Dr. Engelmann was known, through his life in St. Louis, as a public-spirited citizen, who always had the interests of the town unselfishly at heart. He also showed a practical interest in the efforts of the European peoples to gain their freedom; and, when the revolutions broke out in 1848, he became the head of an organization which was formed at St. Louis to assist them. He took part, in 1836, in the organization of the "Western Academy of Science," which, coming before the times were ripe for such an organization, had only a short life. He was the first president, and served in several subsequent terms as president, of the "Academy of Science of St. Louis," organized in 1856; he always had something of interest to communicate at its meetings; and, under the inspiration he gave it, it became a living and active body, though not large in numbers.

Dr. Engelmann with his family visited Europe in 1808, when his son entered upon the pursuit of his medical studies at Berlin. Again, a few months after the death of Mrs. Engelmann, suffering from ill health, he went to Germany in the summer of 1883, seeking the benefits of a change of scene. He returned home, having gained a considerable accession of strength. His death was finally accelerated by a sudden cold.

His companions, says the "Universe," "will never forget his pluck and energy, his enthusiasm and diligence, and the geniality and attentiveness shown toward all of them." He was accustomed always to re-examine established suppositions in order to receive new light through newly discovered facts. In all his doings he was very determined; "he had no great esteem for speculation, but relied only upon facts gained by hard and strenuous study. He was a man of strict scientific truth. He could examine a plant again and again in all the stages of its growth, microscopically and chemically, before he came to a conclusion, and what he then wrote was the accurate result of his painful observations, without any hypothetical suppositions. "Nothing," says Dr. Gray, "escaped his attention; he drew with facility; and he methodically secured his observations by notes and sketches, available for his own after-use and for that of his correspondents. But the lasting impression which he has made upon North American botany is due to his wise habit of studying his subjects in their systematic relations, and of devoting himself to a particular genus or group of plants (generally the more difficult) until he had elucidated it as completely as lay in his power. In this way all his work was made to tell effectively."

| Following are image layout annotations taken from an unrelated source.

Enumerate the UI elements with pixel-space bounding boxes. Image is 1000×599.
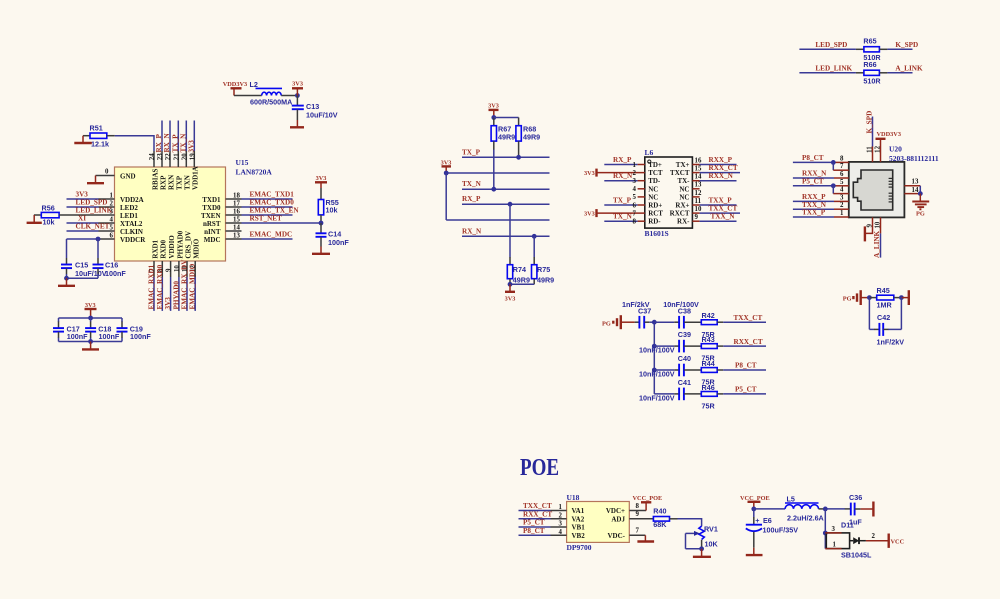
svg-text:CLK_NET: CLK_NET [76, 223, 110, 231]
wire L5 to C36 node [819, 507, 851, 512]
pin numbers 7-12 rotated [149, 265, 197, 272]
svg-text:LED_SPD: LED_SPD [76, 199, 108, 207]
svg-text:B1601S: B1601S [645, 229, 669, 238]
svg-text:7: 7 [636, 528, 640, 535]
svg-text:+: + [755, 516, 759, 525]
wire pin17 EMAC_TXD0 [226, 199, 295, 208]
svg-text:12: 12 [695, 190, 702, 197]
svg-text:PG: PG [602, 320, 611, 327]
svg-text:MDIO: MDIO [193, 238, 201, 258]
svg-text:LAN8720A: LAN8720A [236, 168, 273, 177]
svg-text:3: 3 [840, 194, 844, 201]
resistor R65 [799, 36, 912, 62]
svg-text:R66: R66 [863, 60, 876, 69]
wire pin13 EMAC_MDC [226, 231, 293, 240]
U20 pin 11 K_SPD [865, 111, 873, 162]
svg-text:RX+: RX+ [675, 202, 689, 210]
svg-text:12: 12 [875, 145, 882, 152]
svg-text:10: 10 [695, 206, 702, 213]
svg-text:XTAL2: XTAL2 [120, 220, 143, 228]
capacitor C36 1uF [849, 493, 862, 527]
U20 pin 8 P8_CT [793, 154, 849, 165]
svg-text:15: 15 [233, 217, 240, 224]
wire pin18 EMAC_TXD1 [226, 191, 295, 200]
wire R74/R75 bottom [508, 282, 535, 287]
svg-text:3V3: 3V3 [584, 170, 595, 177]
svg-text:nRST: nRST [203, 220, 221, 228]
svg-text:10uF/10V: 10uF/10V [306, 110, 338, 119]
svg-text:10nF/100V: 10nF/100V [639, 393, 675, 402]
svg-text:9: 9 [636, 511, 640, 518]
svg-text:U15: U15 [236, 158, 249, 167]
svg-text:1: 1 [110, 193, 114, 200]
svg-text:RD+: RD+ [648, 202, 662, 210]
svg-text:1nF/2kV: 1nF/2kV [877, 337, 905, 346]
wire TX_N line [462, 180, 550, 191]
U18 pin 1 TXX_CT [519, 502, 567, 511]
svg-text:LED_LINK: LED_LINK [76, 207, 113, 215]
svg-text:15: 15 [695, 166, 702, 173]
svg-text:R56: R56 [42, 204, 55, 213]
wires top pins 23-19 [162, 121, 194, 152]
inductor L5 2.2uH/2.6A [785, 495, 824, 523]
svg-text:RX_N: RX_N [163, 133, 171, 153]
node LED_SPD / K_SPD [815, 41, 918, 49]
pin 0 GND wire [96, 169, 136, 181]
L6 pin 1 TD+ / RX_P [604, 156, 662, 169]
svg-text:XI: XI [78, 215, 86, 223]
svg-text:D11: D11 [841, 521, 854, 530]
wire pin15 RST_NET [226, 215, 322, 224]
resistor R45 1MR [867, 286, 904, 309]
svg-text:14: 14 [233, 225, 240, 232]
svg-text:3: 3 [559, 521, 563, 528]
svg-text:RXD1: RXD1 [151, 239, 159, 258]
svg-text:7: 7 [840, 163, 844, 170]
resistor R66 [799, 60, 912, 86]
power port 3V3 left rail [441, 160, 452, 173]
svg-text:0: 0 [105, 169, 109, 176]
node EMAC_RXD1 etc rotated labels [148, 259, 197, 310]
svg-text:NC: NC [648, 193, 658, 201]
svg-text:TX_N: TX_N [180, 133, 188, 153]
wire C17/C18/C19 bottom rail [59, 339, 123, 344]
capacitor C38 10nF/100V [654, 300, 701, 329]
svg-text:EMAC_TX_EN: EMAC_TX_EN [250, 207, 300, 215]
svg-text:10K: 10K [705, 540, 719, 549]
U20 pin 3 RXX_P [793, 193, 849, 201]
svg-text:24: 24 [149, 153, 156, 160]
svg-text:P5_CT: P5_CT [523, 519, 545, 527]
svg-text:R51: R51 [90, 124, 103, 133]
capacitor C18 [85, 318, 120, 342]
svg-text:3V3: 3V3 [164, 297, 172, 310]
pin names left column [120, 196, 146, 244]
U18 pin 4 P8_CT [519, 527, 567, 536]
svg-text:RX_P: RX_P [155, 134, 163, 153]
svg-text:VA2: VA2 [572, 515, 585, 523]
svg-text:RXN: RXN [167, 175, 175, 190]
svg-text:P8_CT: P8_CT [802, 154, 824, 162]
svg-text:RX_N: RX_N [462, 227, 482, 235]
svg-text:12.1k: 12.1k [91, 139, 109, 148]
svg-text:14: 14 [695, 174, 702, 181]
svg-text:nINT: nINT [204, 228, 221, 236]
resistor R68 [494, 118, 540, 158]
pin stubs bottom of U15 [154, 261, 195, 277]
power port VDD3V3 [223, 81, 248, 96]
svg-text:TXCT: TXCT [670, 169, 690, 177]
transformer L6 B1601S body [645, 148, 693, 238]
svg-text:1: 1 [840, 210, 844, 217]
svg-text:4: 4 [559, 529, 563, 536]
U18 pin names [572, 507, 626, 540]
svg-text:R45: R45 [877, 286, 890, 295]
svg-text:NC: NC [679, 185, 689, 193]
svg-text:1: 1 [833, 542, 837, 549]
svg-text:9: 9 [166, 268, 173, 272]
resistor R42 75R [701, 311, 766, 339]
svg-text:6: 6 [110, 233, 114, 240]
svg-text:17: 17 [233, 201, 240, 208]
svg-text:TXX_P: TXX_P [709, 197, 733, 205]
svg-text:ADJ: ADJ [611, 515, 625, 523]
svg-text:PHYAD0: PHYAD0 [172, 281, 180, 310]
node RX_P / RX_N / TX_P / TX_N / 3V3 rotated labels [155, 133, 195, 153]
svg-text:100nF: 100nF [105, 269, 126, 278]
U20 pin 10 A_LINK [873, 217, 882, 258]
svg-text:R44: R44 [702, 359, 715, 368]
svg-text:68K: 68K [653, 520, 667, 529]
wire VCC_POE to L5 [754, 508, 785, 510]
svg-text:16: 16 [233, 209, 240, 216]
svg-text:LED_LINK: LED_LINK [815, 64, 852, 72]
power bar right of R45 [901, 290, 908, 305]
svg-text:4: 4 [840, 187, 844, 194]
svg-text:49R9: 49R9 [523, 132, 540, 141]
L6 pin 11 RX+ / TXX_P [675, 197, 736, 210]
svg-text:10k: 10k [43, 217, 55, 226]
wire L2 to C13 node [281, 93, 300, 98]
svg-text:2: 2 [840, 202, 844, 209]
svg-text:EMAC_TXD1: EMAC_TXD1 [250, 191, 295, 199]
svg-text:TX_N: TX_N [462, 180, 482, 188]
svg-text:C36: C36 [849, 493, 862, 502]
svg-text:TCT: TCT [648, 169, 663, 177]
svg-text:RCT: RCT [648, 210, 663, 218]
svg-text:MDC: MDC [204, 236, 221, 244]
U18 pin 9 ADJ / resistor R40 68K [629, 506, 701, 528]
L6 pin 5 NC [633, 193, 659, 201]
svg-text:RX_P: RX_P [462, 195, 481, 203]
svg-text:3: 3 [633, 178, 637, 185]
svg-text:RXX_N: RXX_N [802, 170, 827, 178]
svg-text:R74: R74 [513, 265, 526, 274]
op-amp U15 LAN8720A body [115, 158, 273, 261]
svg-text:4: 4 [110, 217, 114, 224]
svg-text:VA1: VA1 [572, 507, 585, 515]
svg-text:RXCT: RXCT [670, 210, 690, 218]
svg-text:RBIAS: RBIAS [151, 168, 159, 190]
svg-text:5: 5 [110, 225, 114, 232]
capacitor C19 [117, 318, 152, 342]
U20 pin 13 [904, 179, 920, 186]
U20 pin 1 TXX_P [793, 209, 849, 217]
L6 pin 9 RX- / TXX_N [677, 213, 736, 226]
U20 pin 6 RXX_N [793, 170, 849, 178]
ground PG earth below pins 13/14 [912, 194, 929, 218]
capacitor C41 10nF/100V [639, 378, 701, 402]
svg-text:4: 4 [633, 186, 637, 193]
svg-text:VB2: VB2 [572, 532, 586, 540]
pin names top row rotated [151, 166, 199, 190]
svg-text:R46: R46 [702, 383, 715, 392]
svg-text:6: 6 [633, 202, 637, 209]
svg-text:3V3: 3V3 [488, 102, 499, 109]
svg-text:R43: R43 [702, 335, 715, 344]
wire TX_P line [462, 148, 550, 159]
ground below C18 [82, 342, 99, 350]
svg-text:A_LINK: A_LINK [895, 64, 923, 72]
L6 pin 6 RD+ / TX_P [604, 197, 662, 210]
svg-text:NC: NC [679, 193, 689, 201]
svg-text:C42: C42 [877, 313, 890, 322]
power port PG at R45 [843, 290, 870, 305]
wire pin3 LED_LINK label [76, 207, 114, 216]
svg-text:R42: R42 [702, 311, 715, 320]
svg-text:CRS_DV: CRS_DV [184, 231, 192, 259]
svg-text:11: 11 [695, 198, 702, 205]
svg-text:14: 14 [912, 187, 919, 194]
resistor R51 [83, 124, 115, 149]
power port VCC [866, 533, 905, 548]
wire pin1 3V3 [67, 191, 115, 200]
resistor R43 75R [701, 335, 766, 363]
svg-text:TXX_P: TXX_P [802, 209, 826, 217]
svg-text:RX_N: RX_N [613, 172, 633, 180]
wire vertical rail C37 node [652, 320, 657, 394]
svg-text:LED2: LED2 [120, 204, 138, 212]
svg-text:TX-: TX- [677, 177, 690, 185]
U20 pin 7 tied to pin 8 [833, 162, 849, 170]
svg-text:RXX_P: RXX_P [802, 193, 826, 201]
node LED_LINK / A_LINK [815, 64, 923, 72]
power port 3V3 below R74 [505, 284, 516, 302]
svg-text:8: 8 [633, 219, 637, 226]
svg-text:PG: PG [843, 296, 852, 303]
svg-text:16: 16 [695, 157, 702, 164]
svg-text:VDC-: VDC- [608, 532, 626, 540]
svg-text:C37: C37 [638, 306, 651, 315]
wire VDD3V3 to L2 [234, 95, 262, 97]
power port 3V3 above R67 [488, 102, 499, 120]
wire pin2 LED_SPD [67, 199, 115, 208]
svg-text:U18: U18 [567, 493, 580, 502]
svg-text:3V3: 3V3 [505, 296, 516, 303]
svg-text:8: 8 [840, 155, 844, 162]
svg-text:2: 2 [633, 170, 637, 177]
power port VCC_POE at E6 [740, 495, 770, 511]
svg-text:510R: 510R [863, 76, 881, 85]
svg-text:2: 2 [559, 512, 563, 519]
power port 3V3 above C18 [85, 302, 97, 318]
svg-text:DP9700: DP9700 [567, 543, 592, 552]
svg-text:TXX_CT: TXX_CT [523, 502, 552, 510]
L6 pin 14 TX- / RXX_N [677, 172, 736, 185]
svg-text:22: 22 [165, 153, 172, 160]
svg-text:K_SPD: K_SPD [865, 111, 873, 134]
resistor R46 75R [701, 383, 766, 411]
svg-text:3V3: 3V3 [292, 81, 303, 88]
svg-text:1: 1 [633, 162, 637, 169]
wire pin6 VDDCR [67, 233, 115, 242]
wires bottom pins 7-12 [154, 277, 195, 311]
wire RX_N line [462, 227, 550, 238]
ground below E6 [746, 548, 763, 555]
svg-text:100nF: 100nF [99, 332, 120, 341]
svg-text:A_LINK: A_LINK [873, 230, 881, 258]
U18 pin 7 VDC- to ground [629, 528, 654, 542]
svg-text:RXD0: RXD0 [160, 239, 168, 258]
svg-text:TXEN: TXEN [201, 212, 220, 220]
svg-text:RX_P: RX_P [613, 156, 632, 164]
svg-text:5203-881112111: 5203-881112111 [889, 154, 939, 163]
resistor R56 [34, 204, 115, 227]
svg-text:10: 10 [875, 221, 882, 228]
svg-text:C38: C38 [678, 306, 691, 315]
svg-text:100nF: 100nF [130, 332, 151, 341]
ground below C14 [312, 247, 330, 254]
svg-text:VDDIO: VDDIO [168, 235, 176, 259]
svg-text:C40: C40 [678, 354, 691, 363]
svg-text:11: 11 [867, 146, 874, 153]
svg-text:13: 13 [233, 233, 240, 240]
svg-text:TXX_CT: TXX_CT [709, 205, 738, 213]
pin numbers 24-19 rotated [149, 153, 196, 160]
U20 pin 4 tied to pin 5 [833, 186, 849, 194]
resistor R55 [318, 188, 338, 223]
svg-text:13: 13 [695, 182, 702, 189]
svg-text:LED1: LED1 [120, 212, 138, 220]
svg-text:TXP: TXP [176, 175, 184, 190]
svg-text:100nF: 100nF [328, 238, 349, 247]
svg-text:TX+: TX+ [676, 161, 690, 169]
U18 pin 2 RXX_CT [519, 510, 567, 519]
svg-text:PHYAD0: PHYAD0 [176, 230, 184, 258]
L6 pin 10 RXCT / TXX_CT [670, 205, 740, 218]
resistor R67 [491, 118, 515, 190]
svg-text:PG: PG [916, 210, 925, 217]
svg-text:VDD3V3: VDD3V3 [223, 81, 248, 88]
wire R51 to pin 24 [115, 136, 154, 151]
svg-text:EMAC_RXD0: EMAC_RXD0 [156, 264, 164, 309]
svg-text:2: 2 [872, 533, 876, 540]
svg-text:POE: POE [520, 455, 559, 481]
inductor L2 600R/500MA [250, 80, 293, 107]
U20 pin 14 [904, 186, 922, 196]
wire pin14 stub [226, 225, 242, 232]
svg-text:RXX_CT: RXX_CT [734, 338, 763, 346]
svg-text:9: 9 [695, 214, 699, 221]
svg-text:1: 1 [559, 504, 563, 511]
capacitor C16 [93, 239, 127, 278]
power port PG at C37 [602, 315, 635, 329]
svg-text:7: 7 [633, 210, 637, 217]
svg-text:10nF/100V: 10nF/100V [639, 370, 675, 379]
svg-text:RXP: RXP [159, 175, 167, 190]
svg-text:NC: NC [648, 185, 658, 193]
svg-text:600R/500MA: 600R/500MA [250, 98, 292, 107]
svg-text:23: 23 [157, 153, 164, 160]
wire RX_P line [462, 195, 550, 206]
L6 pin 7 RCT 3V3 [584, 209, 663, 218]
svg-text:L6: L6 [645, 148, 654, 157]
U18 pin 8 VDC+ / VCC_POE [629, 495, 662, 511]
svg-text:3V3: 3V3 [85, 302, 96, 309]
svg-text:8: 8 [636, 503, 640, 510]
svg-text:19: 19 [189, 153, 196, 160]
L6 pin 2 TCT 3V3 [584, 169, 663, 178]
svg-text:K_SPD: K_SPD [895, 41, 918, 49]
svg-text:RXX_CT: RXX_CT [523, 510, 552, 518]
svg-text:5: 5 [840, 179, 844, 186]
svg-text:P8_CT: P8_CT [735, 362, 757, 370]
svg-text:3V3: 3V3 [76, 191, 89, 199]
svg-text:EMAC_MDC: EMAC_MDC [250, 231, 293, 239]
svg-text:RV1: RV1 [704, 524, 718, 533]
U20 pin 9 to power bar [865, 217, 874, 241]
svg-text:3: 3 [110, 209, 114, 216]
power port 3V3 at C13 [292, 81, 303, 96]
svg-text:VDDCR: VDDCR [120, 236, 146, 244]
L6 pin 13 NC [679, 182, 702, 194]
svg-text:6: 6 [840, 171, 844, 178]
wire C15/C16 bottom rail [64, 276, 98, 281]
pin stubs top of U15 [154, 151, 194, 167]
wire pin5 CLK_NET [67, 223, 115, 232]
svg-text:VDC+: VDC+ [606, 507, 625, 515]
capacitor C13 [292, 96, 338, 121]
svg-text:TX_P: TX_P [172, 134, 180, 153]
svg-text:5: 5 [633, 194, 637, 201]
resistor R75 [532, 236, 555, 284]
svg-text:VDD3V3: VDD3V3 [877, 131, 902, 138]
L6 pin 8 RD- / TX_N [604, 213, 661, 226]
svg-text:10uF/10V: 10uF/10V [75, 269, 107, 278]
svg-text:9: 9 [867, 224, 874, 228]
power port 3V3 above R55 [315, 175, 327, 188]
L6 pin 4 NC [633, 185, 659, 193]
L6 pin 3 TD- / RX_N [604, 172, 661, 185]
svg-text:TD-: TD- [648, 177, 661, 185]
wire pin4 XI [67, 215, 115, 224]
svg-text:RST_NET: RST_NET [250, 215, 283, 223]
svg-text:VDD1A: VDD1A [192, 166, 200, 190]
svg-text:10nF/100V: 10nF/100V [639, 346, 675, 355]
svg-text:RD-: RD- [648, 218, 661, 226]
node RST_NET junction [319, 221, 324, 226]
svg-text:TX_N: TX_N [613, 213, 633, 221]
capacitor C37 1nF/2kV [622, 300, 654, 329]
L6 pin 16 TX+ / RXX_P [676, 156, 737, 169]
connector U20 5203-881112111 body [849, 145, 939, 218]
svg-text:TXX_CT: TXX_CT [734, 314, 763, 322]
svg-text:3V3: 3V3 [188, 140, 196, 153]
svg-text:EMAC_RXD1: EMAC_RXD1 [148, 264, 156, 309]
capacitor C17 [53, 318, 88, 342]
svg-text:P5_CT: P5_CT [802, 177, 824, 185]
svg-text:TD+: TD+ [648, 161, 662, 169]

Not very many of those, Dr. Gray adds in another part of his sketch, "who could devote their whole time to botany have accomplished as much" as did this doctor in practice, who could give it only the time he could spare from his duties as a physician. "It need not be said," Dr. Gray continues, "and yet perhaps it should not pass unrecorded, that Dr. Engelmann was appreciated by his fellow-botanists both at home and abroad; that his name is upon the rolls of most of the societies devoted to the investigation of Nature; that he was 'everywhere the recognized authority in those departments of his favorite science which had most interested him'; and that, personally one of the most affable and kindly of men, he was as much beloved as respected by those who knew him."